Professor Richard Ekins held the 37th Atkin Lecture

Richard Ekins KC (Hon), Professor of Law and Constitutional Government at St John’s College recently held the 37th Atkin Lecture (23 January) at the Reform Club.  

The Atkin lecture series is held in honour of Lord James Richard Atkin, a great British judge of the twentieth century. Each lecture within the series is given by a distinguished jurist (academic, judicial, or practicing). Previous lecture speakers have included Sir Jack Beatson, Sir David Bean, Sir Edward Garnier KC, Sir Terence Etherton and Phillipe Sands KC.   

Richard Ekins’ lecture was titled ‘Human Rights and the Rule of Law’. The lecture was raised in the House of Lords (29 January) by Lord Wolfson of Tredegar KC, former Justice Minister, in the second reading debate for the safety of the Rwanda (Asylum and Migration) Bill.  

The lecture argued that human rights law has a rule of law problem.
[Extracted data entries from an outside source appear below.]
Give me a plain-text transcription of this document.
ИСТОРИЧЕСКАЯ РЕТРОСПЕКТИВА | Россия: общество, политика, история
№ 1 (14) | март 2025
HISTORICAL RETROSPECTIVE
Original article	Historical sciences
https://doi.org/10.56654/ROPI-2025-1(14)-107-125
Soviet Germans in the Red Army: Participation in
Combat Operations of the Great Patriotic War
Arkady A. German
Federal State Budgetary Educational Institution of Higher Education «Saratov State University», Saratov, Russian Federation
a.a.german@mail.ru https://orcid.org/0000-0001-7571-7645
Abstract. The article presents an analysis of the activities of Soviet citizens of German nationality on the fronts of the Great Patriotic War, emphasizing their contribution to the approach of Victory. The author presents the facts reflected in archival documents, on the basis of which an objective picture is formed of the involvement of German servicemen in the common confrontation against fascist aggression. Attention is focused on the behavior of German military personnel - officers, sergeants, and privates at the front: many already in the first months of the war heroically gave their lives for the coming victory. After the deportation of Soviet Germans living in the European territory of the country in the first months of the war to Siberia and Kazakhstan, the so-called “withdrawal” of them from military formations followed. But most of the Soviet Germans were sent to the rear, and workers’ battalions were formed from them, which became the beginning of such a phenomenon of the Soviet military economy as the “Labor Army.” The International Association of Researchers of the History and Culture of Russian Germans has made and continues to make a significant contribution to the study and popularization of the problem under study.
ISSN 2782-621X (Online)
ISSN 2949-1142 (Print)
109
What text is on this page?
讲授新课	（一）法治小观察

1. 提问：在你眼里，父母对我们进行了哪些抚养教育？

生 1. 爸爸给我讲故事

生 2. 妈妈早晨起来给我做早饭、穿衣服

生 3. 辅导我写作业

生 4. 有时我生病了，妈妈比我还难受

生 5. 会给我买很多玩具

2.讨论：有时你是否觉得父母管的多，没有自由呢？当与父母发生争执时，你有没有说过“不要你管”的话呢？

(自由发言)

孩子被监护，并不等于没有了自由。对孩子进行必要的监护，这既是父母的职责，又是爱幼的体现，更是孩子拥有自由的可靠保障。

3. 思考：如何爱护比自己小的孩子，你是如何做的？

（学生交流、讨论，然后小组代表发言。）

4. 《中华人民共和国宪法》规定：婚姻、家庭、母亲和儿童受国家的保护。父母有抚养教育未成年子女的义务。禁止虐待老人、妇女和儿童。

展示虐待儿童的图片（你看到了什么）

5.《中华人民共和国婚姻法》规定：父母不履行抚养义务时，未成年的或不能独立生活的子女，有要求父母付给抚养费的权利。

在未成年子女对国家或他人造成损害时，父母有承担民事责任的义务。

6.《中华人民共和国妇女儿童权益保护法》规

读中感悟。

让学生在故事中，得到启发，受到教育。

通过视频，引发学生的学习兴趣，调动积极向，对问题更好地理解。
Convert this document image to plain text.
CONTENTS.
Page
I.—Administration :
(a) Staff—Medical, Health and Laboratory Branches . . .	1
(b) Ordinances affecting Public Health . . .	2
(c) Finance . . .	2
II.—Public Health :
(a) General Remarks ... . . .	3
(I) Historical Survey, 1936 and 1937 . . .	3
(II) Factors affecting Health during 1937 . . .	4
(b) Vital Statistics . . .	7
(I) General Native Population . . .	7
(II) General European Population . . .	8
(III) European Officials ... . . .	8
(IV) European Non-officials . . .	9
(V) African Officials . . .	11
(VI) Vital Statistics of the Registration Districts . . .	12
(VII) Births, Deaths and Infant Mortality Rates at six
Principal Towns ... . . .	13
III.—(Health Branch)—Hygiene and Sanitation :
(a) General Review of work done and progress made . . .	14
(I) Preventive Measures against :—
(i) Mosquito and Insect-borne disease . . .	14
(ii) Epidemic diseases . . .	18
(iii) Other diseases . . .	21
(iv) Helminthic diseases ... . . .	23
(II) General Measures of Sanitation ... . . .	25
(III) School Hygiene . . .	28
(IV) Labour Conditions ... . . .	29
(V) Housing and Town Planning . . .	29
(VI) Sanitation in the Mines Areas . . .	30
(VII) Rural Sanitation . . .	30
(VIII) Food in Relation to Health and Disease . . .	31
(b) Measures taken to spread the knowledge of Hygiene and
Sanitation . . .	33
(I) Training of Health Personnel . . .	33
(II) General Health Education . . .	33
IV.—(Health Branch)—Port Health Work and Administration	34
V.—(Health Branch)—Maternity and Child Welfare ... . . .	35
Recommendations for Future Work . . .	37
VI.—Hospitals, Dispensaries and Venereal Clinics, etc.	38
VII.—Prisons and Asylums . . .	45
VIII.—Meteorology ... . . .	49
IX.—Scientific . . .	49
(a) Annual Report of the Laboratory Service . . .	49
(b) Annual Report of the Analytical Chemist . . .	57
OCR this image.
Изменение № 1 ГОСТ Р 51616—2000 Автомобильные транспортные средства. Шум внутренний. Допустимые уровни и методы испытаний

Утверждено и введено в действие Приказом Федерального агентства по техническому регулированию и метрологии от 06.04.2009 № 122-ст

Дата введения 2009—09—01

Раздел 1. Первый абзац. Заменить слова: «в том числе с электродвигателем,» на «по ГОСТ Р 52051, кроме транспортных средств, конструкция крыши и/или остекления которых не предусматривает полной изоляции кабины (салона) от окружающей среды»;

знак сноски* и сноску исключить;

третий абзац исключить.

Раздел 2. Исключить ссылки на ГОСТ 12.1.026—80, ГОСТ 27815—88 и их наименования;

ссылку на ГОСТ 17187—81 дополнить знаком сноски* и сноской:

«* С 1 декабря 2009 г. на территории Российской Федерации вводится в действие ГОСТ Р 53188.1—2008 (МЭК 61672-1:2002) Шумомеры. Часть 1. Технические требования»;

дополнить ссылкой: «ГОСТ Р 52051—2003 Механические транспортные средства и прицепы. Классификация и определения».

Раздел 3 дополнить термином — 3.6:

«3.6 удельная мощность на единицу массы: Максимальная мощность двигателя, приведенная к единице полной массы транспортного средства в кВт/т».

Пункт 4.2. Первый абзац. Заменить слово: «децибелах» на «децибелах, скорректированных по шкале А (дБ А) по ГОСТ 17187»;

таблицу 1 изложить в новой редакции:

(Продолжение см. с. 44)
We do not need human rights law to defend human rights or maintain the ruling of law. Moreover, it highlighted that if we are to have human rights law, then we should be entitled to insist that rights adjudication conforms to the requirements of the rule of law, which it often does not. 

The talk further illustrated selected claims concerning the Human Rights Act 1998 and the case law of the European Court of Human Rights in Strasbourg, concentrating on the Court’s assertion of a legal power to issue binding interim relief, under Rule 39 of the Rules of Court, which has been much discussed in recent times. The lecture argued that the Strasbourg Court’s assertion of this power demonstrates how European human rights law departs from the strictures of the rule of law.